Tremblante et épuisée, elle se cramponna à son bras tout le long du chemin jusqu'au manoir, qu'ils firent en compagnie d'un docteur Krauss passablement furibond et d'un garde doté d'une lampe torche. Elle ne pipa mot du trajet et ne lâcha sa manche qu'une fois à l'intérieur du grand bureau, avant de s'installer sur une banquette sans que son dos ne touche le dossier. Son visage figé ne trahissait qu'une stupeur contenue. Elle n'avait ni pleuré ni supplié, cette fois, et il lui en était vaguement reconnaissant. Quand il s'assit non loin d'elle, elle lui saisit aussitôt la main et ses doigts étaient glacés.
— Tu as froid ? lui demanda-t-il.
Elle se contenta d'un signe qui ne signifiait rien et dit :
— Je ne sais pas.
— Tu devrais boire quelque chose de chaud.
Continuant de fixer un point invisible quelque part à ses pieds, elle répondit après un court silence :
— Je ne dirais pas non à un thé.
Non loin, Krauss eut une moue méprisante. Gênée, elle retira aussitôt sa main pour l'enfouir sous ses propres cuisses.
— Pourquoi ça n'a pas fonctionné ? demanda-t-il en allant se poster contre sa table de travail fraîchement retrouvée.

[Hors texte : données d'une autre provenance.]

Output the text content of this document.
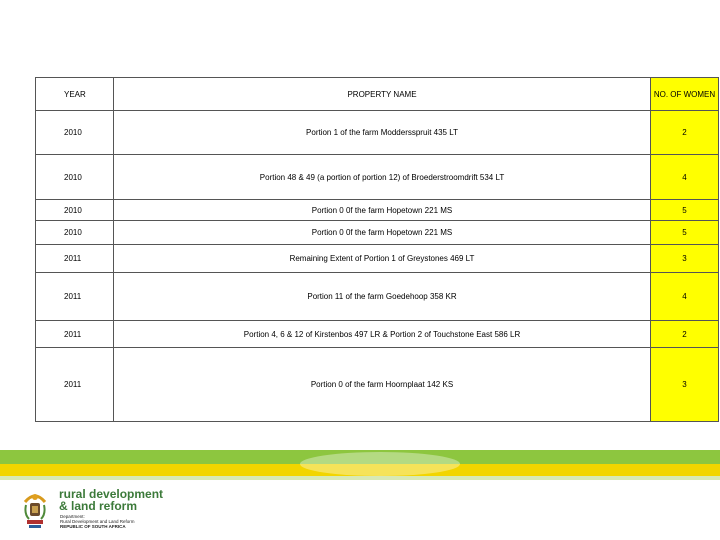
YEAR	PROPERTY NAME	NO. OF WOMEN
2010	Portion 1 of the farm Moddersspruit 435 LT	2
2010	Portion 48 & 49 (a portion of portion 12) of Broederstroomdrift 534 LT	4
2010	Portion 0 0f the farm Hopetown 221 MS	5
2010	Portion 0 0f the farm Hopetown 221 MS	5
2011	Remaining Extent of Portion 1 of Greystones 469 LT	3
2011	Portion 11 of the farm Goedehoop 358 KR	4
2011	Portion 4, 6 & 12 of Kirstenbos 497 LR & Portion 2 of Touchstone East 586 LR	2
2011	Portion 0 of the farm Hoornplaat 142 KS	3
rural development
& land reform
Department:
Rural Development and Land Reform
REPUBLIC OF SOUTH AFRICA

Il se cala plus confortablement sur l'assise sans répondre.
— Pourquoi ça n'a pas...
— Laissez-la respirer, vous voulez bien, Viktor ?

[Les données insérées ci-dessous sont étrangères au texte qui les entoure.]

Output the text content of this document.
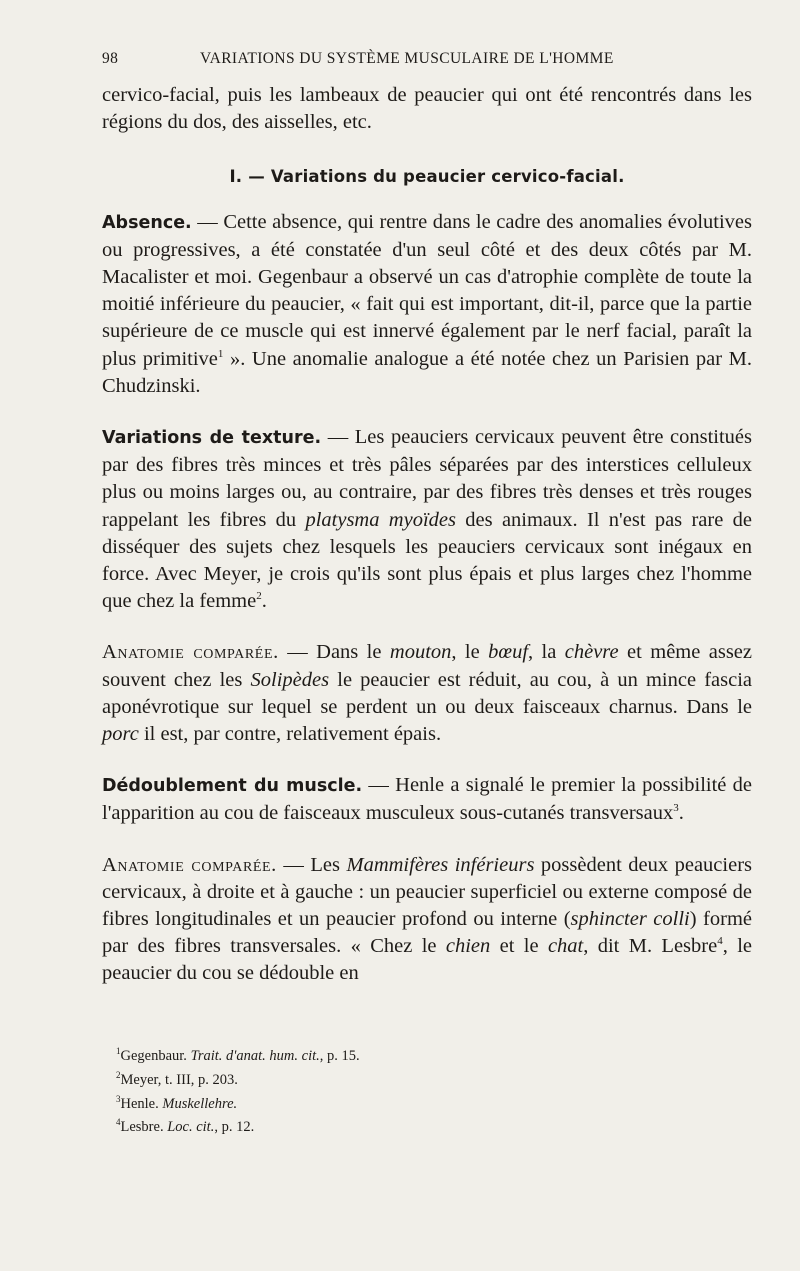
98	VARIATIONS DU SYSTÈME MUSCULAIRE DE L'HOMME

cervico-facial, puis les lambeaux de peaucier qui ont été rencontrés dans les régions du dos, des aisselles, etc.

I. — Variations du peaucier cervico-facial.

Absence. — Cette absence, qui rentre dans le cadre des anomalies évolutives ou progressives, a été constatée d'un seul côté et des deux côtés par M. Macalister et moi. Gegenbaur a observé un cas d'atrophie complète de toute la moitié inférieure du peaucier, « fait qui est important, dit-il, parce que la partie supérieure de ce muscle qui est innervé également par le nerf facial, paraît la plus primitive$^1$ ». Une anomalie analogue a été notée chez un Parisien par M. Chudzinski.

Variations de texture. — Les peauciers cervicaux peuvent être constitués par des fibres très minces et très pâles séparées par des interstices celluleux plus ou moins larges ou, au contraire, par des fibres très denses et très rouges rappelant les fibres du platysma myoïdes des animaux. Il n'est pas rare de disséquer des sujets chez lesquels les peauciers cervicaux sont inégaux en force. Avec Meyer, je crois qu'ils sont plus épais et plus larges chez l'homme que chez la femme$^2$.

Anatomie comparée. — Dans le mouton, le bœuf, la chèvre et même assez souvent chez les Solipèdes le peaucier est réduit, au cou, à un mince fascia aponévrotique sur lequel se perdent un ou deux faisceaux charnus. Dans le porc il est, par contre, relativement épais.

Dédoublement du muscle. — Henle a signalé le premier la possibilité de l'apparition au cou de faisceaux musculeux sous-cutanés transversaux$^3$.

Anatomie comparée. — Les Mammifères inférieurs possèdent deux peauciers cervicaux, à droite et à gauche : un peaucier superficiel ou externe composé de fibres longitudinales et un peaucier profond ou interne (sphincter colli) formé par des fibres transversales. « Chez le chien et le chat, dit M. Lesbre$^4$, le peaucier du cou se dédouble en

$^1$Gegenbaur. Trait. d'anat. hum. cit., p. 15.

$^2$Meyer, t. III, p. 203.

$^3$Henle. Muskellehre.

$^4$Lesbre. Loc. cit., p. 12.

Contrarié, Krauss leva les mains en signe d'impuissance.
— Très bien ! Très bien ! Je vais lui amener sa camomille.
Il ne put s'empêcher de rire.
— Je préfère le thé noir, dit-elle doucement. Mais une infusion, c'est bien aussi, docteur Krauss.
— Merde à la fin, lança Krauss. Tu auras ce que tu auras.
Elle garda les lèvres closes jusqu'à ce qu'il quitte la pièce et finit par retirer ses mains d'en dessous ses jambes pour les poser à plat sur ses genoux.
— C'est l'Obersturmbannführer Vogt qui ne va pas être content, dit-elle d'une voix morne.
— Je ne crois pas que je l'ai déjà vu être content de quoi que ce soit, même quand il avait deux genoux fonctionnels.
Cela ne parut pas la rassurer autant qu'il l'espérait. Krauss revint quelques minutes plus tard pour lui tendre une tasse fumante et comme elle ne manifestait aucune envie de la prendre, il se mit à pester entre les dents.
— Ce n'est pas la fin du monde, lui dit Hans en prenant la timbale. Vous avez un camp rempli à ras-bord de candidats et si, par miracle, vous arrivez à le vider d'ici la fin du mois, on vous en enverra d'autres.
— Certes, admit Krauss à contre-cœur avant de retourner à sa position initiale. Je veux quand même comprendre pourquoi c'était un échec. Deux morts et un autre qui se fracasse le crâne contre le mur, rendez-vous compte ! Qu'est-ce que je vais dire à Vogt, moi ?
— Bonne chance, commenta-t-il. Mais attendez au moins demain, sinon vous allez nous le rendre encore plus ronchon que d'habitude.
— Est-ce que tu as une explication à me fournir ? reprit Krauss, décidant de faire impasse sur sa désinvolture coutumière.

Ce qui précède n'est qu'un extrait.